Demetrius Freeman/The Washington Post
Supporters listen to Harris’s concession speech Wednesday at Howard University.

Vice President Kamala Harris marked the end of a truncated but bruising campaign on Wednesday, conceding the race to President-elect Donald Trump and telling her millions of supporters that they must move forward as one nation, despite her loss.

Harris’s concession speech sought to balance her respect for the will of American voters and the dire warnings she issued about Trump on the campaign trail. Speaking from Howard University in Washington, D.C., Harris urged those who voted for her to have deference for America’s institutions even if they have disdain for Trump.

“I know folks are feeling and experiencing a range of emotions right now. I get it. But we must accept the results of this election,” she said. “In our nation, we owe loyalty not to a president or a party but to the Constitution.”

Harris added that while she concedes this election, she does not “concede the fight that fueled this campaign.” She vowed to continue fighting for reproductive rights, the end of gun violence, democracy and the rule of law.

Harris’s characterization of Trump on the campaign trail often went further than policy differences and competing visions for the country. She has bluntly described Trump as a fascist with autocratic aspirations who is out for unchecked power. She and her surrogates have spent weeks reminding voters at every turn that Trump had been convicted of 34 felony counts and impeached twice, which they cast as a sharp contrast to Harris, a former prosecutor. In her closing message before the election, Harris asked voters to envision Trump’s first day back in the Oval Office, stewing over his perceived list of enemies.

“Donald Trump has this desire to be a dictator,” she said on Howard Stern’s radio show last month. “He admires strongmen and he gets played by them because he thinks that they’re his friends. And they are manipulating him full time and manipulating him by flattery.”

Harris’s surrogates said it is important for her to appeal to her supporters’ better angels even after Trump repeatedly disparaged the vice president on the campaign trail. The race featured harsh critiques on both sides.
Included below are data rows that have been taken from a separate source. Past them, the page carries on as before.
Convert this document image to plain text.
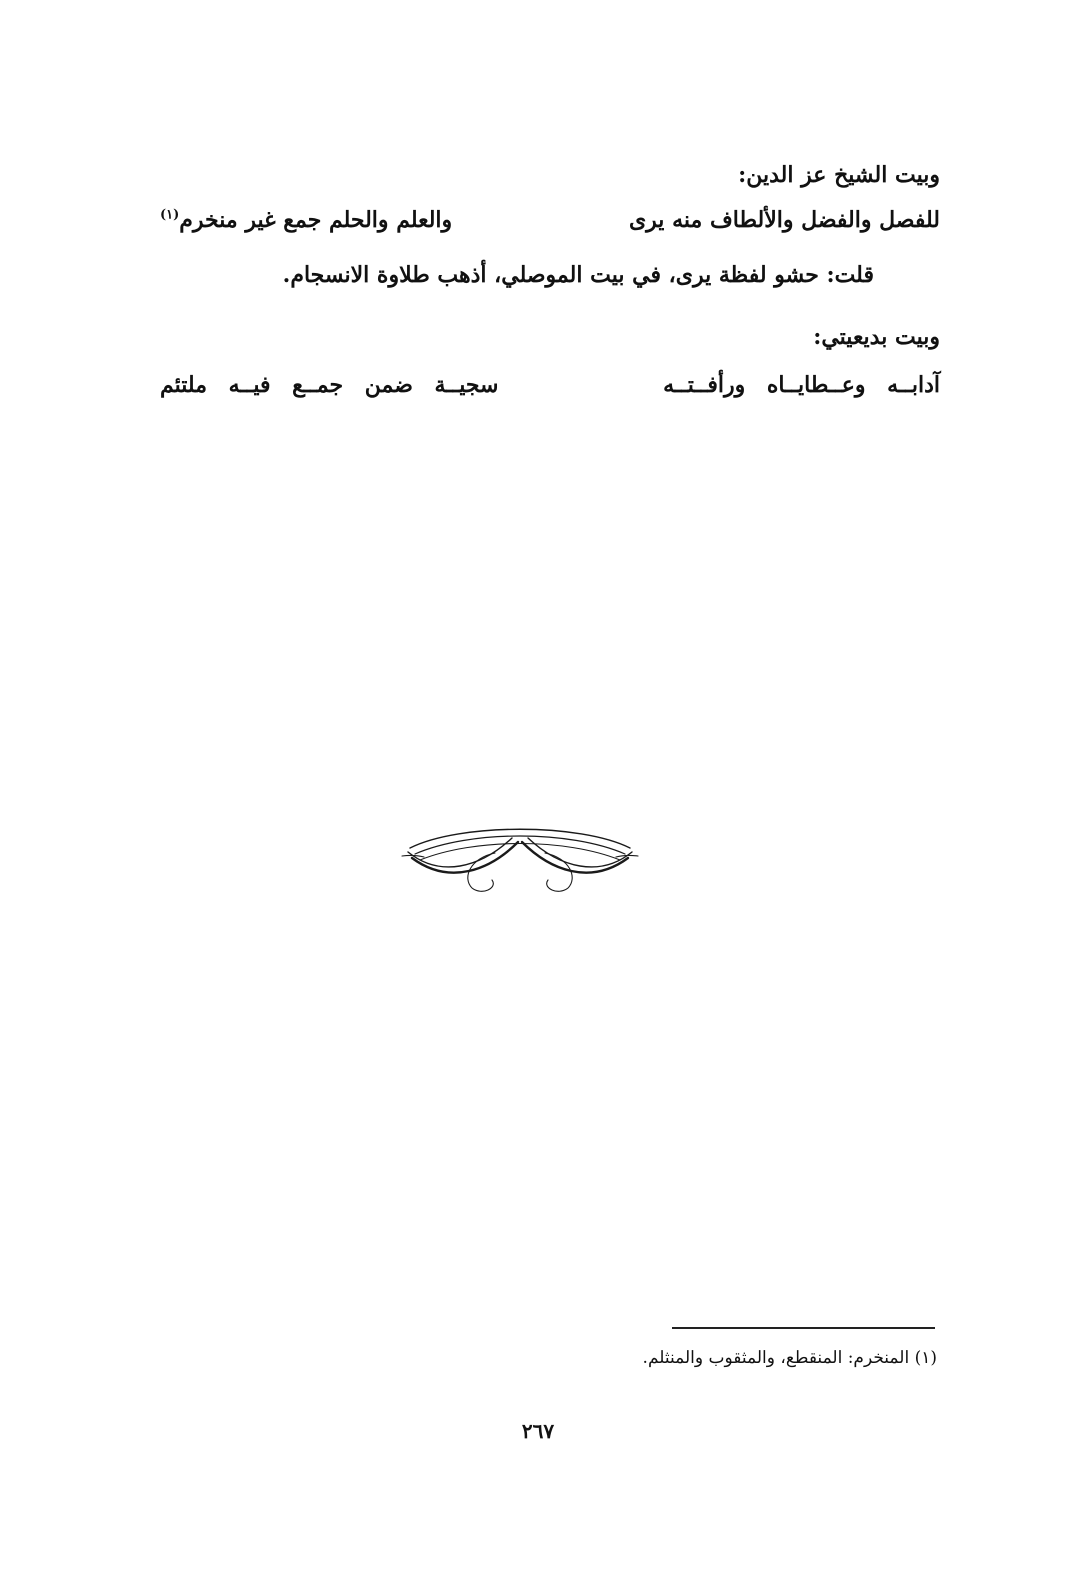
وبيت الشيخ عز الدين:
للفصل والفضل والألطاف منه يرى
والعلم والحلم جمع غير منخرم$^{(١)}$
قلت: حشو لفظة يرى، في بيت الموصلي، أذهب طلاوة الانسجام.
وبيت بديعيتي:
آدابــه وعــطايــاه ورأفــتــه
سجيــة ضمن جمــع فيــه ملتئم
(١) المنخرم: المنقطع، والمثقوب والمنثلم.
٢٦٧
Trump, who for years has used inflammatory and sometimes racist language, accused Harris of only identifying as Black for the sake of political expediency, deliberately mispronounced her name and repeatedly insulted her intelligence.
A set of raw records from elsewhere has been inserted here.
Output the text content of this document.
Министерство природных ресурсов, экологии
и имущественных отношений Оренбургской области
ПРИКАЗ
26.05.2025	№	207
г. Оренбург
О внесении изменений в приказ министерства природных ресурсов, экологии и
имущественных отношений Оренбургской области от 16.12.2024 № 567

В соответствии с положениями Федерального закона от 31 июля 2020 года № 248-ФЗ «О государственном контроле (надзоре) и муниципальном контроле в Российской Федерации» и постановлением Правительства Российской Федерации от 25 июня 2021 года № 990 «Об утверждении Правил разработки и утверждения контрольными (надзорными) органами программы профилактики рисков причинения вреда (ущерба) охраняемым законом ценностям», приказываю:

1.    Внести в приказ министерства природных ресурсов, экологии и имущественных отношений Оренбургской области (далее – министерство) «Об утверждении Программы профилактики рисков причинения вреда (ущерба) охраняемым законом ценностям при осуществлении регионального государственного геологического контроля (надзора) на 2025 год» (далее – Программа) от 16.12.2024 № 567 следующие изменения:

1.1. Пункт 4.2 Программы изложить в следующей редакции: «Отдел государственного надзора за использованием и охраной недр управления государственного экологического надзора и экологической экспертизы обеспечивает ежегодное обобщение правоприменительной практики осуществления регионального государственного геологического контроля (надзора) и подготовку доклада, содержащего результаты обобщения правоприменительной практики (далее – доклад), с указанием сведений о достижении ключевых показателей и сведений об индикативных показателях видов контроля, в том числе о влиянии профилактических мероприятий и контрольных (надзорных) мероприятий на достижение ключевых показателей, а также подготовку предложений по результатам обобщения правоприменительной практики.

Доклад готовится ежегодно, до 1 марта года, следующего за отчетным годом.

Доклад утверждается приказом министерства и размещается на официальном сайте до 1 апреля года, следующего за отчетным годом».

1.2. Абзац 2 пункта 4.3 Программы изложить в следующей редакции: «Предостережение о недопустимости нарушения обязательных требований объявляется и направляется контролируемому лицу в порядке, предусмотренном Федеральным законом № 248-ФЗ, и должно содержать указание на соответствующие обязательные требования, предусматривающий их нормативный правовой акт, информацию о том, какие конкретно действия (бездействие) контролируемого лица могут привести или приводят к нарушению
Trump won the electoral college in Tuesday’s election and is on pace to be the first Republican to win the popular vote since 2004. When Harris gave her concession speech on Wednesday, Trump had amassed 292 electoral votes.

Harris became the second woman to run for president as a major-party candidate, and the second to lose to Trump. The vice president’s loss was the end to an unexpected, whirlwind campaign after she replaced President Joe Biden as the Democrats’ choice in July.

Trump never conceded the 2020 election to Biden, and for the last four years he has falsely maintained that the election was rigged against him. After his defeat, he worked to overturn the results of the election, and encouraged his supporters to storm the U.S. Capitol on the day the election results were set to be certified in 2021, a violent insurrection that led to his second impeachment and left six people dead.

In Wednesday’s concession speech, Harris stressed that the fight was not a physical one against other Americans, but a continuing push toward a better country.

“This is not a time to throw up our hands,” she said. “This is a time to roll up our sleeves. This is a time to organize, to mobilize and to stay engaged for the sake of freedom and justice and the future that we all know we can build together.”

Karen Finney, a Democratic strategist and Harris supporter, said Harris faced an obligation as the leader of the Democratic Party “to model what you would hope people would take away from this experience.”

“There’s a way to do it that isn’t saying we all have to get in line and support his agenda. Of course not,” Finney said. “The challenge is that when you’re talking about opposition to Trump, it feels unfair because it is unfair, because it is asymmetrical, and he uses that against opponents all the time. But that doesn’t mean you abandon your values.”

A Trump spokesman said Harris and the president-elect had a civil conversation on Wednesday centered on national unity.

“President Donald J. Trump and Vice President Kamala Harris spoke by phone earlier today where she congratulated him on his historic victory,” Trump campaign communications director Steven Cheung said in a statement. “President Trump acknowledged Vice President Harris on her strength, professionalism, and tenacity throughout the campaign, and both leaders agreed on the importance of unifying the country.”

In her role as vice president, Harris will oversee the certification of Trump’s win by Congress in January, meaning she will preside over the certification of her own loss. That certification will happen on Jan. 6, the four-year anniversary of a deadly insurrection at the U.S. Capitol fomented by Trump, who sought to overturn the results of the 2020 election.